That means conflict serializable is subset of view serializable. More number of vew serial schedule is possible.

Also in this question , number of view-equivalent schedules of given schedule is asked .

There is a difference between view equal and view equal to a serial schedule.

View equal schedule = (concurrent + serial )  schedule

View view-equivalent schedules to a serial schedule = only serial schedule is consider

If a schedule S is view-equivalent to a serial schedule, we say S is view-serializable , Clearly view equal and view serializable are different from this line .

If it is given view equal only then it can include concurrent schedules also .That is the reason we can't draw polygraph here..as in polygraph we draw it for serial schedules only .

We assume either one transaction executes before or after another in serial schedule but the operations of two can be interleaved in between in concurrent schedule.

Here blind write perform by w1(B) and w2(B) , blind write means write before read.

now, w3(B) is fixed due to the rule "last operation on some item should be same in view equivalence schedule."

so leaving w3(B) we have 5 schedule, we can arrange them in 5! = 120 way .

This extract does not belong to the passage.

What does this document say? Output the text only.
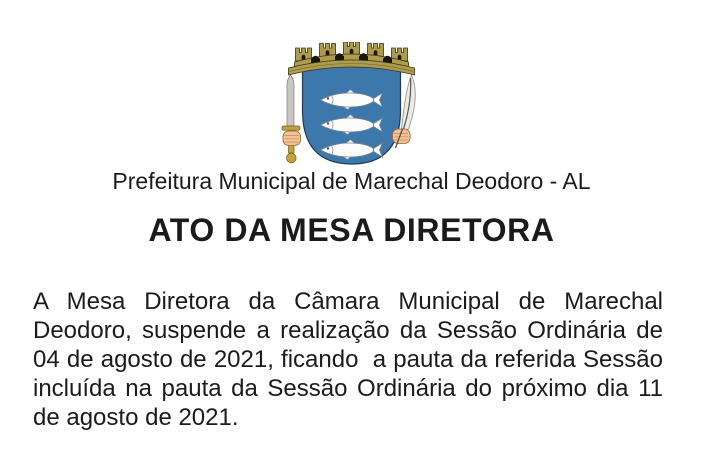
Prefeitura Municipal de Marechal Deodoro - AL
ATO DA MESA DIRETORA

A Mesa Diretora da Câmara Municipal de Marechal Deodoro, suspende a realização da Sessão Ordinária de 04 de agosto de 2021, ficando  a pauta da referida Sessão incluída na pauta da Sessão Ordinária do próximo dia 11 de agosto de 2021.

r3(A) can be arranging 2! way

r2(A) can be arranging 2! way

so total number of view equal schedule possible (120 / 2! 2! ) = 30

in all these 30 schedules  w3(B) is last transaction , it is fixed.

so number of view equal schedule is 30 .

@prabhanjan
I think answer is 15 only for both, every CSS is VSS

Here blind write perform by w1(B) and w2(B) , blind write means write before read.

now, w3(B) is fixed due to the rule "last operation on some item should be same in view equivalence schedule."

so leaving w3(B) we have 5 schedule, we can arrange them in 5! = 120 way .

r3(A) can be arranging 2! way

r2(A) can be arranging 2! way

so total number of view equal schedule possible (120 / 2! 2! ) = 30

in all these 30 schedules  w3(B) is last transaction , it's fixed.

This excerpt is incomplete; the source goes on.